Rorate Caeli used this photo with this article |
The folks at the Rorate Caeli blog (“Traditionalists” who still maintain “communion with the successor of Peter”) are looking forward to the publication of Ross Douthat’s book on Pope Bergoglio:
Mr. Douthat had a column in the Sunday New York Times (largely an excerpt from his forthcoming book) exposing the myth that Francis would grow the Church (Mass attendance has been down under this pontificate), and examining how calling for a "truce" on hot-button issues has been part of a stealth agenda of incremental liberalization.
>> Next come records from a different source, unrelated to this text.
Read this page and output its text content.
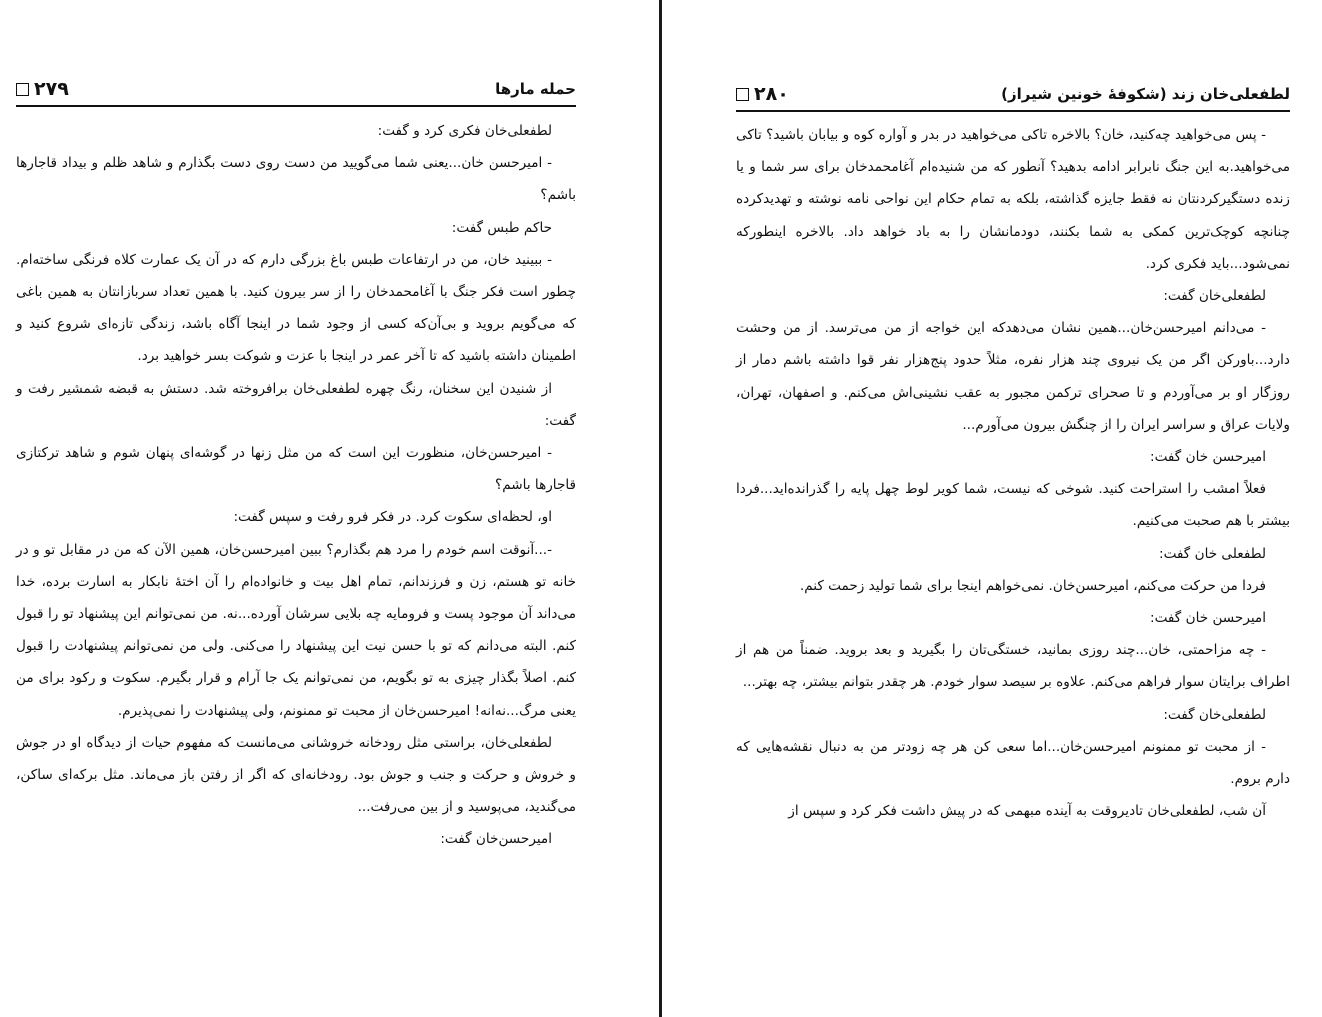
حمله مارها
۲۷۹

لطفعلی‌خان فکری کرد و گفت:

- امیرحسن خان...یعنی شما می‌گویید من دست روی دست بگذارم و شاهد ظلم و بیداد قاجارها باشم؟

حاکم طبس گفت:

- ببینید خان، من در ارتفاعات طبس باغ بزرگی دارم که در آن یک عمارت کلاه فرنگی ساخته‌ام. چطور است فکر جنگ با آغامحمدخان را از سر بیرون کنید. با همین تعداد سربازانتان به همین باغی که می‌گویم بروید و بی‌آن‌که کسی از وجود شما در اینجا آگاه باشد، زندگی تازه‌ای شروع کنید و اطمینان داشته باشید که تا آخر عمر در اینجا با عزت و شوکت بسر خواهید برد.

از شنیدن این سخنان، رنگ چهره لطفعلی‌خان برافروخته شد. دستش به قبضه شمشیر رفت و گفت:

- امیرحسن‌خان، منظورت این است که من مثل زنها در گوشه‌ای پنهان شوم و شاهد ترکتازی قاجارها باشم؟

او، لحظه‌ای سکوت کرد. در فکر فرو رفت و سپس گفت:

-...آنوقت اسم خودم را مرد هم بگذارم؟ ببین امیرحسن‌خان، همین الآن که من در مقابل تو و در خانه تو هستم، زن و فرزندانم، تمام اهل بیت و خانواده‌ام را آن اختهٔ نابکار به اسارت برده، خدا می‌داند آن موجود پست و فرومایه چه بلایی سرشان آورده...نه. من نمی‌توانم این پیشنهاد تو را قبول کنم. البته می‌دانم که تو با حسن نیت این پیشنهاد را می‌کنی. ولی من نمی‌توانم پیشنهادت را قبول کنم. اصلاً بگذار چیزی به تو بگویم، من نمی‌توانم یک جا آرام و قرار بگیرم. سکوت و رکود برای من یعنی مرگ...نه‌ا‌نه! امیرحسن‌خان از محبت تو ممنونم، ولی پیشنهادت را نمی‌پذیرم.

لطفعلی‌خان، براستی مثل رودخانه خروشانی می‌مانست که مفهوم حیات از دیدگاه او در جوش و خروش و حرکت و جنب و جوش بود. رودخانه‌ای که اگر از رفتن باز می‌ماند. مثل برکه‌ای ساکن، می‌گندید، می‌پوسید و از بین می‌رفت...

امیرحسن‌خان گفت:

لطفعلی‌خان زند (شکوفهٔ خونین شیراز)
۲۸۰

- پس می‌خواهید چه‌کنید، خان؟ بالاخره تاکی می‌خواهید در بدر و آواره کوه و بیابان باشید؟ تاکی می‌خواهید.به این جنگ نابرابر ادامه بدهید؟ آنطور که من شنیده‌ام آغامحمدخان برای سر شما و یا زنده دستگیرکردنتان نه فقط جایزه گذاشته، بلکه به تمام حکام این نواحی نامه نوشته و تهدیدکرده چنانچه کوچک‌ترین کمکی به شما بکنند، دودمانشان را به باد خواهد داد. بالاخره اینطورکه نمی‌شود...باید فکری کرد.

لطفعلی‌خان گفت:

- می‌دانم امیرحسن‌خان...همین نشان می‌دهدکه این خواجه از من می‌ترسد. از من وحشت دارد...باورکن اگر من یک نیروی چند هزار نفره، مثلاً حدود پنج‌هزار نفر قوا داشته باشم دمار از روزگار او بر می‌آوردم و تا صحرای ترکمن مجبور به عقب نشینی‌اش می‌کنم. و اصفهان، تهران، ولایات عراق و سراسر ایران را از چنگش بیرون می‌آورم...

امیرحسن خان گفت:

فعلاً امشب را استراحت کنید. شوخی که نیست، شما کویر لوط چهل پایه را گذرانده‌اید...فردا بیشتر با هم صحبت می‌کنیم.

لطفعلی خان گفت:

فردا من حرکت می‌کنم، امیرحسن‌خان. نمی‌خواهم اینجا برای شما تولید زحمت کنم.

امیرحسن خان گفت:

- چه مزاحمتی، خان...چند روزی بمانید، خستگی‌تان را بگیرید و بعد بروید. ضمناً من هم از اطراف برایتان سوار فراهم می‌کنم. علاوه بر سیصد سوار خودم. هر چقدر بتوانم بیشتر، چه بهتر...

لطفعلی‌خان گفت:

- از محبت تو ممنونم امیرحسن‌خان...اما سعی کن هر چه زودتر من به دنبال نقشه‌هایی که دارم بروم.

آن شب، لطفعلی‌خان تادیروقت به آینده مبهمی که در پیش داشت فکر کرد و سپس از
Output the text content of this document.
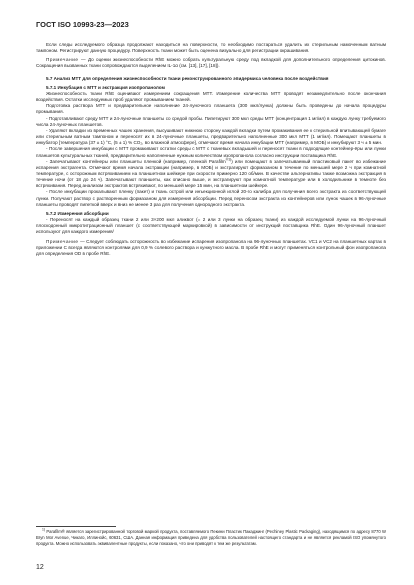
ГОСТ ISO 10993-23—2023

Если следы исследуемого образца продолжают находиться на поверхности, то необходимо постараться удалить их стерильным намоченным ватным тампоном. Регистрируют данную процедуру. Поверхность ткани может быть оценена визуально для регистрации окрашивания.

Примечание — До оценки жизнеспособности RhE можно собрать культуральную среду под вкладкой для дополнительного определения цитокинов. Сокращения вызванных ткани сопровождаются выделением IL-1α (см. [13], [17], [18]).

5.7 Анализ МТТ для определения жизнеспособности ткани реконструированного эпидермиса человека после воздействия

5.7.1 Инкубация с МТТ и экстракция изопропанолом

Жизнеспособность ткани RhE оценивают измерением сокращения МТТ. Измерение количества МТТ проводят незамедлительно после окончания воздействия. Остатки исследуемых проб удаляют промыванием тканей.

Подготовка раствора МТТ и предварительное наполнение 24-луночного планшета (300 мкл/лунка) должны быть проведены до начала процедуры промывания.

- Подготавливают среду МТТ и 24-луночные планшеты со средой пробы. Пипетируют 300 мкл среды МТТ (концентрация 1 мг/мл) в каждую лунку требуемого числа 24-луночных планшетов.

- Удаляют вкладки из временных чашек хранения, высушивают нижнюю сторону каждой вкладки путем промакивания ее к стерильной впитывающей бумаге или стерильным ватным тампоном и переносят их в 24-луночные планшеты, предварительно наполненные 300 мкл МТТ (1 мг/мл). Помещают планшеты в инкубатор [температура (37 ± 1) °C, (5 ± 1) % CO₂, во влажной атмосфере], отмечают время начала инкубации МТТ (например, в МОБ) и инкубируют 3 ч ± 5 мин.

- После завершения инкубации с МТТ промакивают остатки среды с МТТ с тканевых вкладышей и переносят ткани в подходящие контейнер-ёры или лунки планшетов культуральных тканей, предварительно наполненные нужным количеством изопропанола согласно инструкции поставщика RhE.

- Запечатывают контейнеры или планшеты пленкой (например, пленкой Parafilm$^{®1)}$) или помещают в запечатываемый пластиковый пакет во избежание испарения экстрагента. Отмечают время начала экстракции (например, в МОБ) и экстрагируют формазаном в течение по меньшей мере 2 ч при комнатной температуре, с осторожным встряхиванием на планшетном шейкере при скорости примерно 120 об/мин. В качестве альтернативы также возможна экстракция в течение ночи (от 18 до 24 ч). Запечатывают планшеты, как описано выше, и экстрагируют при комнатной температуре или в холодильнике в темноте без встряхивания. Перед анализом экстрактов встряхивают, по меньшей мере 15 мин, на планшетном шейкере.

- После инкубации прокалывают пленку (пакет) и ткань острой или инъекционной иглой 20-го калибра для получения всего экстракта из соответствующей лунки. Получают раствор с растворенным формазаном для измерения абсорбции. Перед переносом экстракта из контейнеров или лунок чашек в 96-луночные планшеты проводят пипеткой вверх и вниз не менее 3 раз для получения однородного экстракта.

5.7.2 Измерения абсорбции

- Переносят на каждый образец ткани 2 или 3×200 мкл аликвот (= 2 или 3 лунки на образец ткани) из каждой исследуемой лунки на 96-луночный плоскодонный микротитрационный планшет (с соответствующей маркировкой) в зависимости от инструкций поставщика RhE. Один 96-луночный планшет используют для каждого измерения/

Примечание — Следует соблюдать осторожность во избежание испарения изопропанола на 96-луночных планшетах. VC1 и VC2 на планшетных картах в приложении С всегда являются контролями для 0,9 % солевого раствора и кунжутного масла. В пробе RhE и могут применяться контрольный фон изопропанола для определения OD в пробе RhE.

$^{1)}$ Parafilm® является зарегистрированной торговой маркой продукта, поставляемого Пекини Пластик Пакаджинг (Pechiney Plastic Packaging), находящимся по адресу 8770 W Bryn Mor Avenue, Чикаго, Иллинойс, 60631, США. Данная информация приведена для удобства пользователей настоящего стандарта и не является рекламой ISO упомянутого продукта. Можно использовать эквивалентные продукты, если показано, что они приводят к тем же результатам.

12
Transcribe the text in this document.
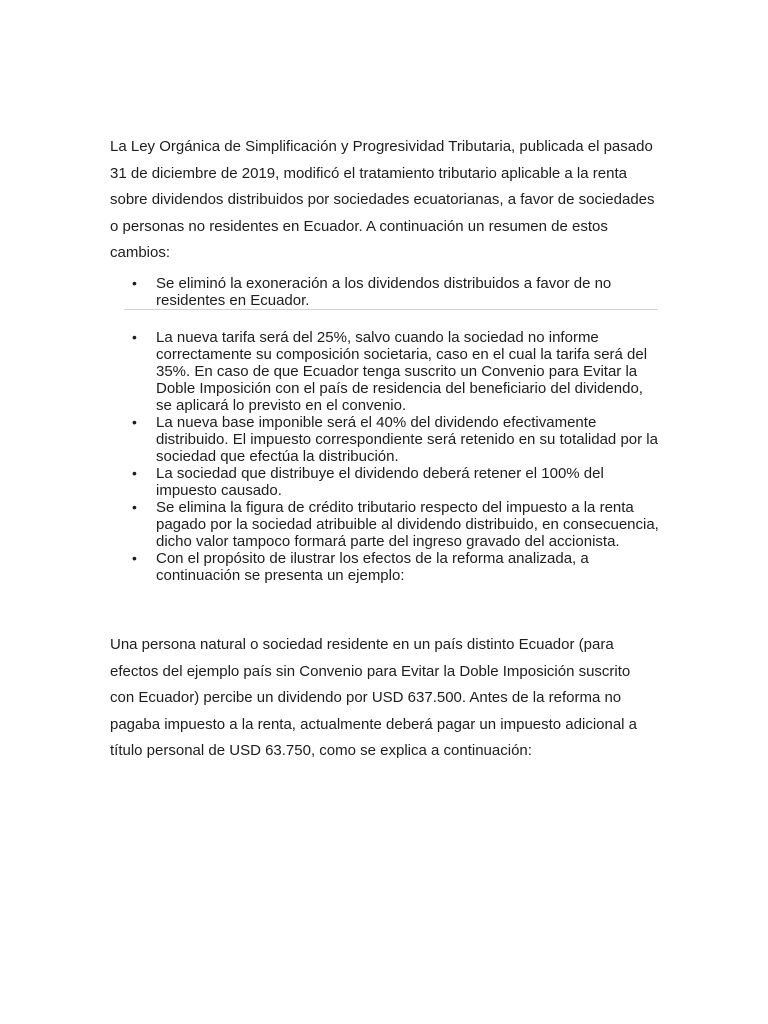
La Ley Orgánica de Simplificación y Progresividad Tributaria, publicada el pasado 31 de diciembre de 2019, modificó el tratamiento tributario aplicable a la renta sobre dividendos distribuidos por sociedades ecuatorianas, a favor de sociedades o personas no residentes en Ecuador. A continuación un resumen de estos cambios:

• Se eliminó la exoneración a los dividendos distribuidos a favor de no residentes en Ecuador.
• La nueva tarifa será del 25%, salvo cuando la sociedad no informe correctamente su composición societaria, caso en el cual la tarifa será del 35%. En caso de que Ecuador tenga suscrito un Convenio para Evitar la Doble Imposición con el país de residencia del beneficiario del dividendo, se aplicará lo previsto en el convenio.
• La nueva base imponible será el 40% del dividendo efectivamente distribuido. El impuesto correspondiente será retenido en su totalidad por la sociedad que efectúa la distribución.
• La sociedad que distribuye el dividendo deberá retener el 100% del impuesto causado.
• Se elimina la figura de crédito tributario respecto del impuesto a la renta pagado por la sociedad atribuible al dividendo distribuido, en consecuencia, dicho valor tampoco formará parte del ingreso gravado del accionista.
• Con el propósito de ilustrar los efectos de la reforma analizada, a continuación se presenta un ejemplo:

Una persona natural o sociedad residente en un país distinto Ecuador (para efectos del ejemplo país sin Convenio para Evitar la Doble Imposición suscrito con Ecuador) percibe un dividendo por USD 637.500. Antes de la reforma no pagaba impuesto a la renta, actualmente deberá pagar un impuesto adicional a título personal de USD 63.750, como se explica a continuación:
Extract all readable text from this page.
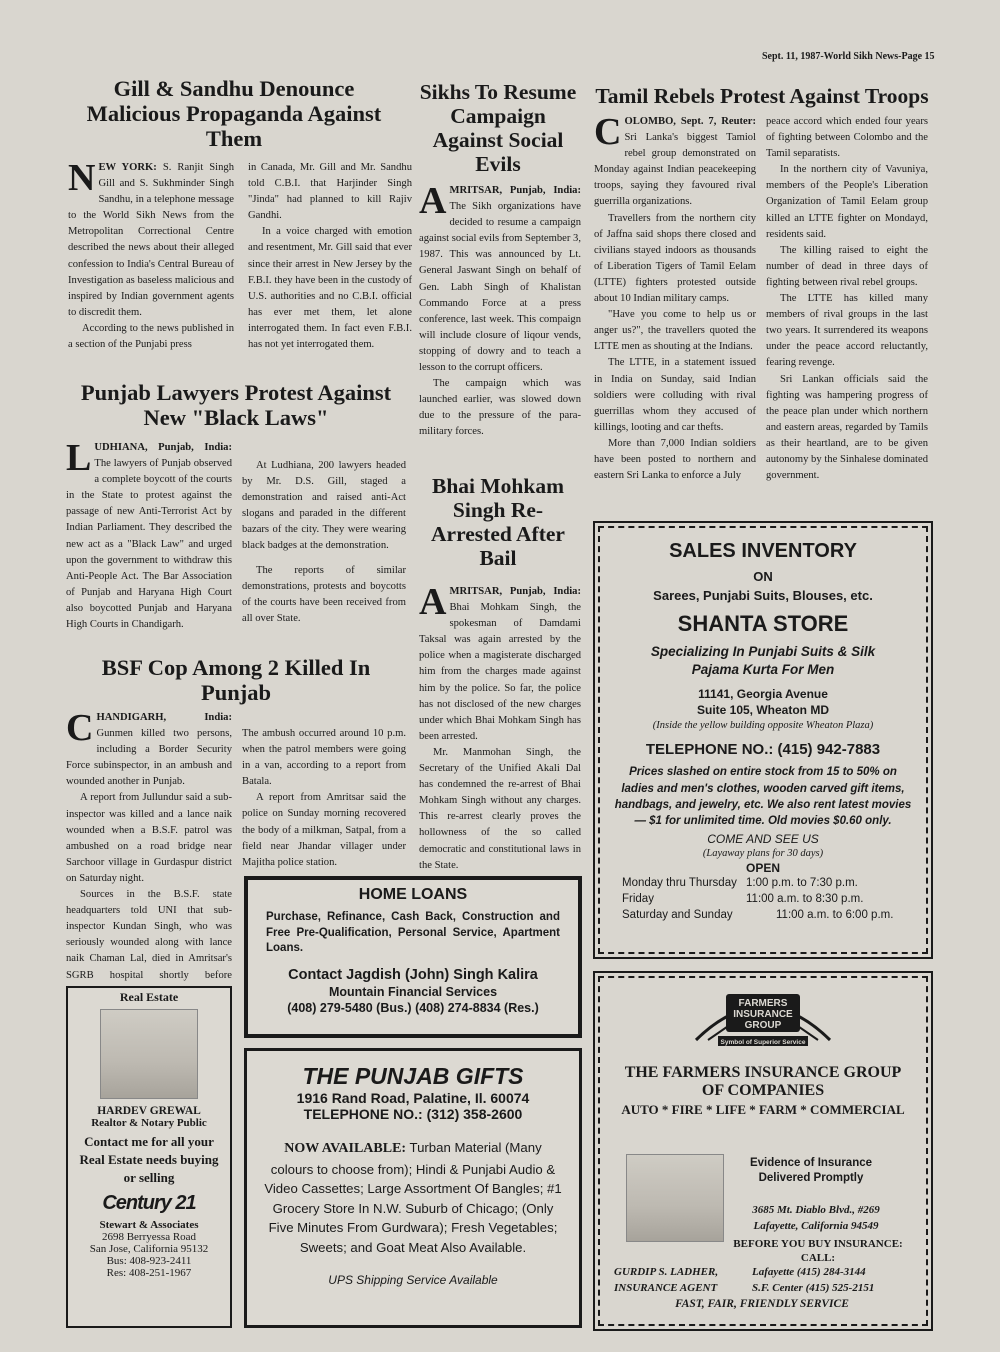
Sept. 11, 1987-World Sikh News-Page 15
Gill & Sandhu Denounce Malicious Propaganda Against Them

NEW YORK: S. Ranjit Singh Gill and S. Sukhminder Singh Sandhu, in a telephone message to the World Sikh News from the Metropolitan Correctional Centre described the news about their alleged confession to India's Central Bureau of Investigation as baseless malicious and inspired by Indian government agents to discredit them.

According to the news published in a section of the Punjabi press

in Canada, Mr. Gill and Mr. Sandhu told C.B.I. that Harjinder Singh "Jinda" had planned to kill Rajiv Gandhi.

In a voice charged with emotion and resentment, Mr. Gill said that ever since their arrest in New Jersey by the F.B.I. they have been in the custody of U.S. authorities and no C.B.I. official has ever met them, let alone interrogated them. In fact even F.B.I. has not yet interrogated them.

Punjab Lawyers Protest Against New "Black Laws"

LUDHIANA, Punjab, India: The lawyers of Punjab observed a complete boycott of the courts in the State to protest against the passage of new Anti-Terrorist Act by Indian Parliament. They described the new act as a "Black Law" and urged upon the government to withdraw this Anti-People Act. The Bar Association of Punjab and Haryana High Court also boycotted Punjab and Haryana High Courts in Chandigarh.

At Ludhiana, 200 lawyers headed by Mr. D.S. Gill, staged a demonstration and raised anti-Act slogans and paraded in the different bazars of the city. They were wearing black badges at the demonstration.

The reports of similar demonstrations, protests and boycotts of the courts have been received from all over State.

BSF Cop Among 2 Killed In Punjab

CHANDIGARH, India: Gunmen killed two persons, including a Border Security Force subinspector, in an ambush and wounded another in Punjab.

A report from Jullundur said a sub-inspector was killed and a lance naik wounded when a B.S.F. patrol was ambushed on a road bridge near Sarchoor village in Gurdaspur district on Saturday night.

Sources in the B.S.F. state headquarters told UNI that sub-inspector Kundan Singh, who was seriously wounded along with lance naik Chaman Lal, died in Amritsar's SGRB hospital shortly before

The ambush occurred around 10 p.m. when the patrol members were going in a van, according to a report from Batala.

A report from Amritsar said the police on Sunday morning recovered the body of a milkman, Satpal, from a field near Jhandar villager under Majitha police station.

Sikhs To Resume Campaign Against Social Evils

AMRITSAR, Punjab, India: The Sikh organizations have decided to resume a campaign against social evils from September 3, 1987. This was announced by Lt. General Jaswant Singh on behalf of Gen. Labh Singh of Khalistan Commando Force at a press conference, last week. This compaign will include closure of liqour vends, stopping of dowry and to teach a lesson to the corrupt officers.

The campaign which was launched earlier, was slowed down due to the pressure of the para-military forces.

Bhai Mohkam Singh Re-Arrested After Bail

AMRITSAR, Punjab, India: Bhai Mohkam Singh, the spokesman of Damdami Taksal was again arrested by the police when a magisterate discharged him from the charges made against him by the police. So far, the police has not disclosed of the new charges under which Bhai Mohkam Singh has been arrested.

Mr. Manmohan Singh, the Secretary of the Unified Akali Dal has condemned the re-arrest of Bhai Mohkam Singh without any charges. This re-arrest clearly proves the hollowness of the so called democratic and constitutional laws in the State.

Tamil Rebels Protest Against Troops

COLOMBO, Sept. 7, Reuter: Sri Lanka's biggest Tamiol rebel group demonstrated on Monday against Indian peacekeeping troops, saying they favoured rival guerrilla organizations.

Travellers from the northern city of Jaffna said shops there closed and civilians stayed indoors as thousands of Liberation Tigers of Tamil Eelam (LTTE) fighters protested outside about 10 Indian military camps.

"Have you come to help us or anger us?", the travellers quoted the LTTE men as shouting at the Indians.

The LTTE, in a statement issued in India on Sunday, said Indian soldiers were colluding with rival guerrillas whom they accused of killings, looting and car thefts.

More than 7,000 Indian soldiers have been posted to northern and eastern Sri Lanka to enforce a July

peace accord which ended four years of fighting between Colombo and the Tamil separatists.

In the northern city of Vavuniya, members of the People's Liberation Organization of Tamil Eelam group killed an LTTE fighter on Mondayd, residents said.

The killing raised to eight the number of dead in three days of fighting between rival rebel groups.

The LTTE has killed many members of rival groups in the last two years. It surrendered its weapons under the peace accord reluctantly, fearing revenge.

Sri Lankan officials said the fighting was hampering progress of the peace plan under which northern and eastern areas, regarded by Tamils as their heartland, are to be given autonomy by the Sinhalese dominated government.

Real Estate
HARDEV GREWAL
Realtor & Notary Public
Contact me for all your Real Estate needs buying or selling
Century 21
Stewart & Associates
2698 Berryessa Road
San Jose, California 95132
Bus: 408-923-2411
Res: 408-251-1967
HOME LOANS
Purchase, Refinance, Cash Back, Construction and Free Pre-Qualification, Personal Service, Apartment Loans.
Contact Jagdish (John) Singh Kalira
Mountain Financial Services
(408) 279-5480 (Bus.) (408) 274-8834 (Res.)
THE PUNJAB GIFTS
1916 Rand Road, Palatine, Il. 60074
TELEPHONE NO.: (312) 358-2600
NOW AVAILABLE: Turban Material (Many colours to choose from); Hindi & Punjabi Audio & Video Cassettes; Large Assortment Of Bangles; #1 Grocery Store In N.W. Suburb of Chicago; (Only Five Minutes From Gurdwara); Fresh Vegetables; Sweets; and Goat Meat Also Available.
UPS Shipping Service Available
SALES INVENTORY
ON
Sarees, Punjabi Suits, Blouses, etc.
SHANTA STORE
Specializing In Punjabi Suits & Silk Pajama Kurta For Men
11141, Georgia Avenue
Suite 105, Wheaton MD
(Inside the yellow building opposite Wheaton Plaza)
TELEPHONE NO.: (415) 942-7883
Prices slashed on entire stock from 15 to 50% on ladies and men's clothes, wooden carved gift items, handbags, and jewelry, etc. We also rent latest movies — $1 for unlimited time. Old movies $0.60 only.
COME AND SEE US
(Layaway plans for 30 days)
OPEN
Monday thru Thursday 1:00 p.m. to 7:30 p.m.
Friday	11:00 a.m. to 8:30 p.m.
Saturday and Sunday	11:00 a.m. to 6:00 p.m.
FARMERS
INSURANCE
GROUP
Symbol of Superior Service
THE FARMERS INSURANCE GROUP
OF COMPANIES
AUTO * FIRE * LIFE * FARM * COMMERCIAL
Evidence of Insurance Delivered Promptly
3685 Mt. Diablo Blvd., #269
Lafayette, California 94549
BEFORE YOU BUY INSURANCE:
CALL:
GURDIP S. LADHER,
INSURANCE AGENT
Lafayette (415) 284-3144
S.F. Center (415) 525-2151
FAST, FAIR, FRIENDLY SERVICE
This paragraph is perhaps the most eloquent we have seen in a while, unmasking the tactics of Bergoglio:
The papal plan for a truce is either ingenious or deceptive, depending on your point of view. Instead of formally changing the church’s teaching on divorce and remarriage, same-sex marriage, euthanasia — changes that are officially impossible, beyond the powers of his office — the Vatican under Francis is making a twofold move. First, a distinction is being drawn between doctrine and pastoral practice that claims that merely pastoral change can leave doctrinal truth untouched. So a remarried Catholic might take communion without having his first union declared null, a Catholic planning assisted suicide might still receive last rites beforehand, and perhaps eventually a gay Catholic can have her same-sex union blessed — and yet supposedly none of this changes the church’s teaching that marriage is indissoluble and suicide a mortal sin and same-sex wedlock an impossibility, so long as it’s always treated as an exception rather than a rule.
These are folks who operate with the understanding that “the Church” can operate with one or two bad popes, and still be ontologically “the same Church” (structurally) that was supposedly instituted in seed form at Matt 16:18.
They operate (as Douthat may not) with the understanding that this one bad pope won’t harm the underlying structure.